Topic Modeling for Swiss Court Rulings
Topic Modeling for Swiss Court Rulings
This project is available for Seminar students.
Introduction
Swiss court decisions are anonymized to protect the privacy of the involved people (parties, victims, etc.). Previous research [1] has shown that it is possible to re-identify companies involved in court decisions by linking the rulings with external data in certain cases. Our project tries to further build an automated system for re-identifying involved people from court rulings. This system can then be used as a test for the anonymization practice of Swiss courts. For more information regarding the overarching research project please go here. We use methods of Natural Language Processing (NLP), a subfield of Artificial Intelligence (AI), Linguistics, and Computer Science.
Topic Modeling is a text-mining tool used to capture hidden semantics in texts. It clusters documents into topics based on similar words. Eventually, the topics discovered may guide the search for external data required for the re-identification of a given court ruling.
Research Questions
So far, Swiss court decisions have not been analyzed for their abstract topics.
RQ1: Which topic model provides the most coherent topics on Swiss court rulings?
RQ2: What conclusions can be drawn from the topic model and its visualizations?
Steps
- Preprocess the data (Swiss German Federal Court Rulings)

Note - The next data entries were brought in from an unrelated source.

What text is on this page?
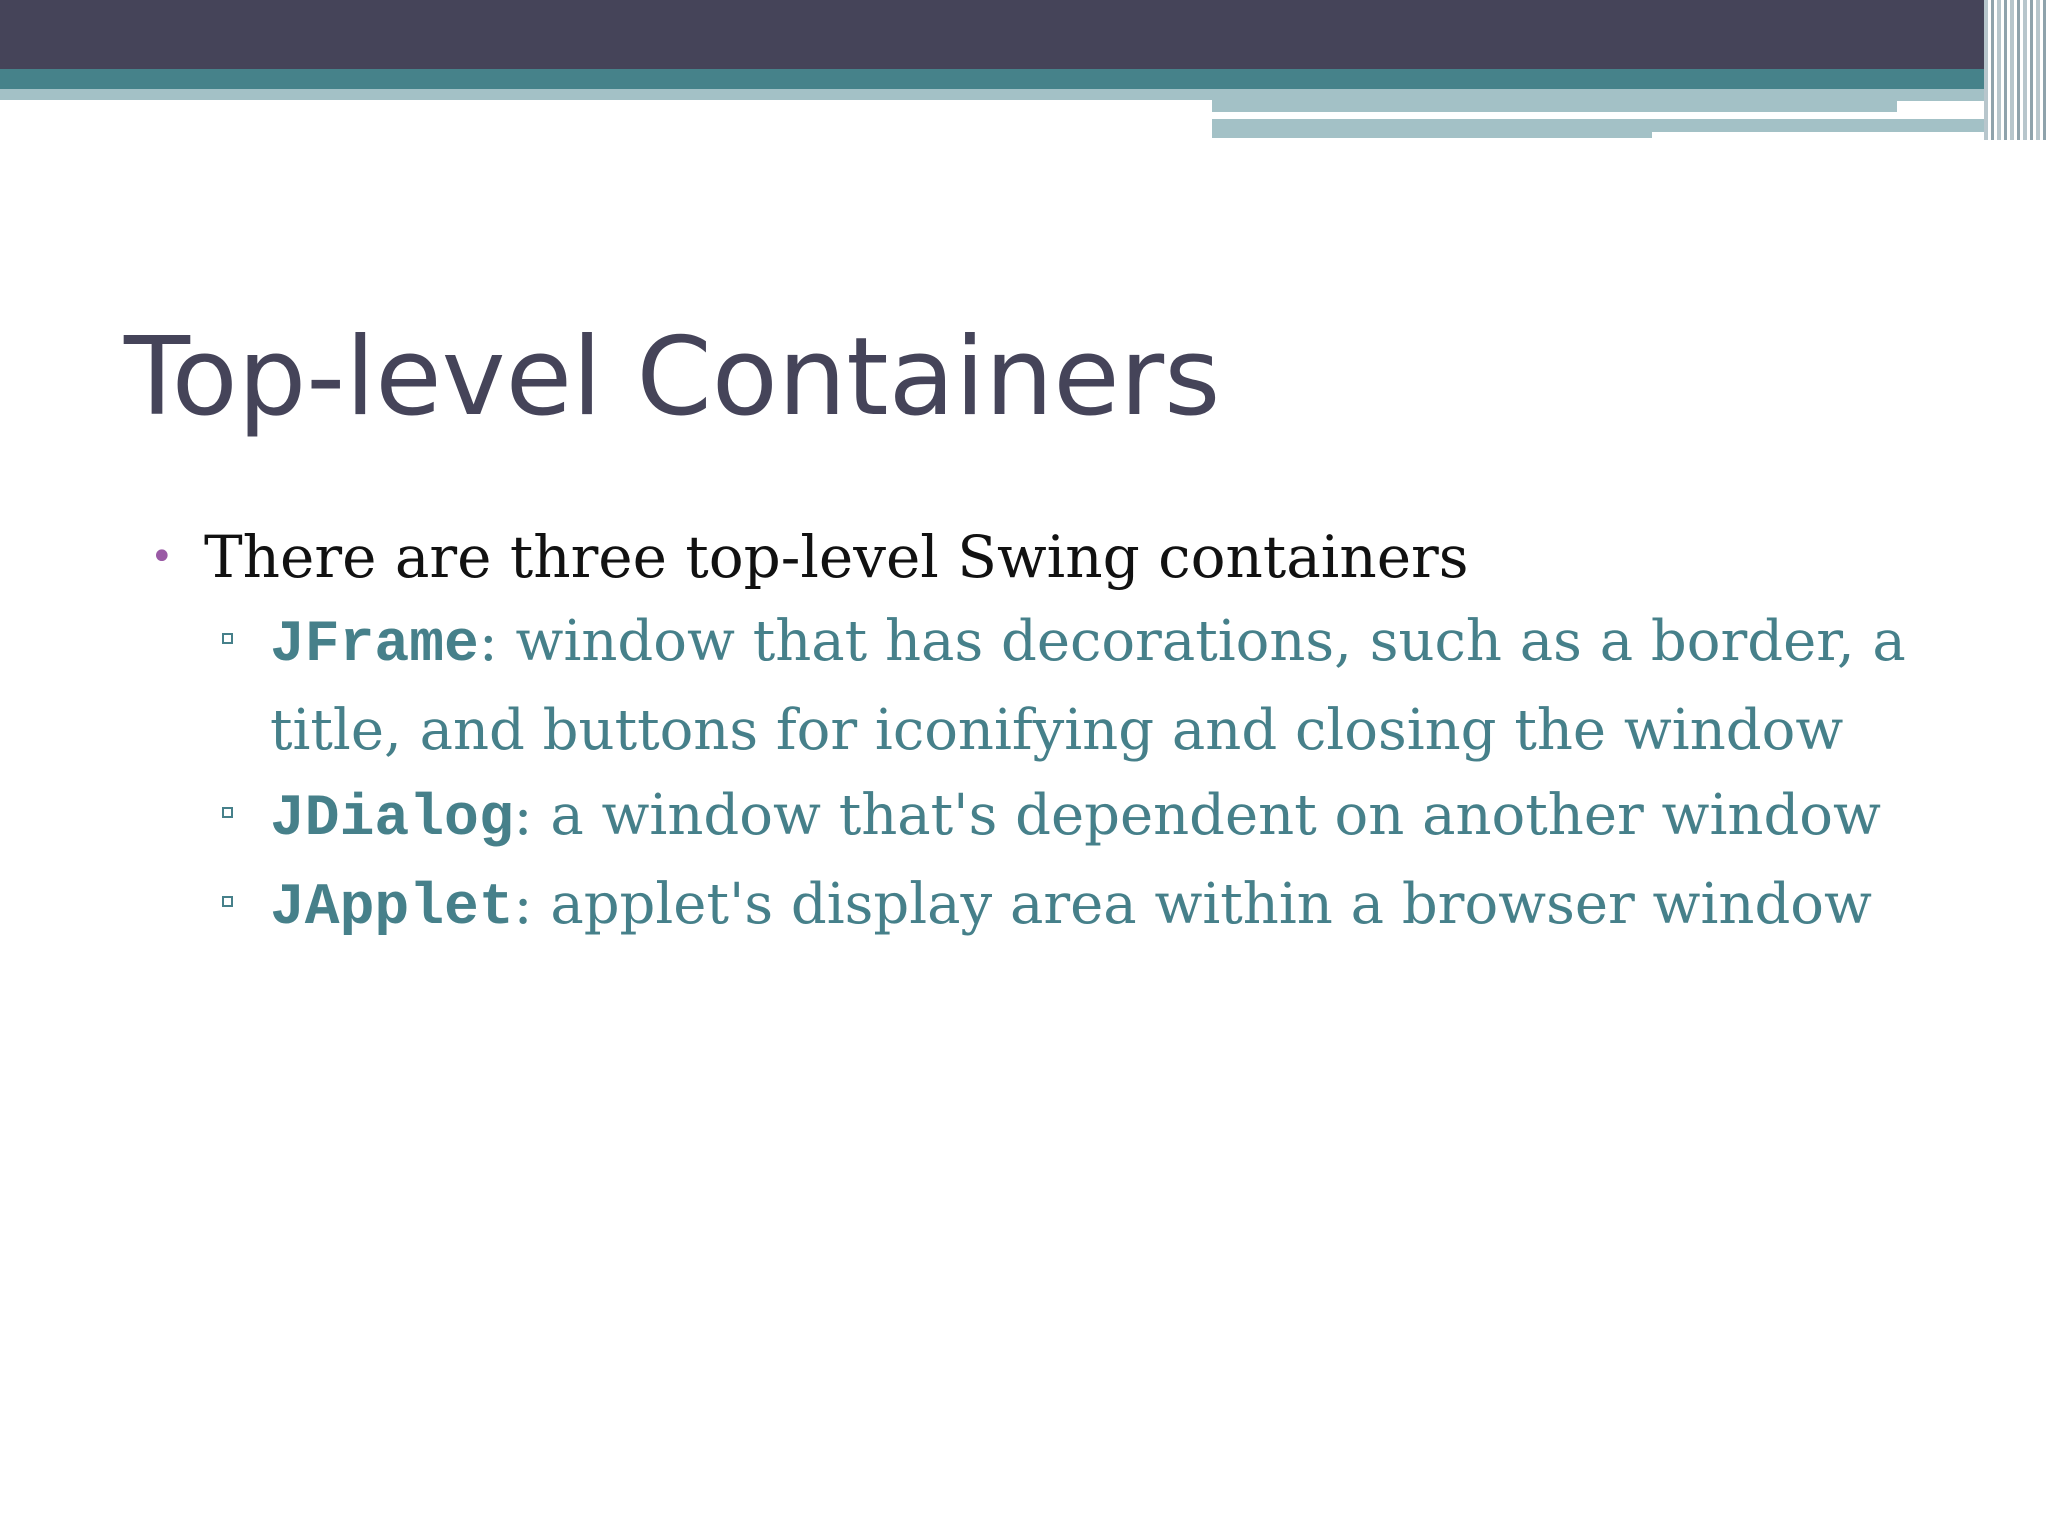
Top-level Containers
• There are three top-level Swing containers
JFrame: window that has decorations, such as a border, a title, and buttons for iconifying and closing the window
JDialog: a window that's dependent on another window
JApplet: applet's display area within a browser window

- Build the topic model (e.g. with BERTopic or contextualized-topic-models)
- Experiment with different topic models (LDA, NMF, BERTopic etc.), different numbers of topics, and other hyperparameters
- Visualize the results (e.g. with lda-vis)
- Evaluate the results
Activities
⬤⬤⬤⬤◯ Programming
⬤⬤⬤⬤◯ Experimentation
⬤◯◯◯◯ Literature
Prerequisites
Good programming skills (preferably in Python)
Preferably experience with Machine Learning
Contact
References
[1] Vokinger, K.N., Mühlematter, U.J., 2019. Re-Identifikation von Gerichtsurteilen durch «Linkage» von Daten(banken). Jusletter 27.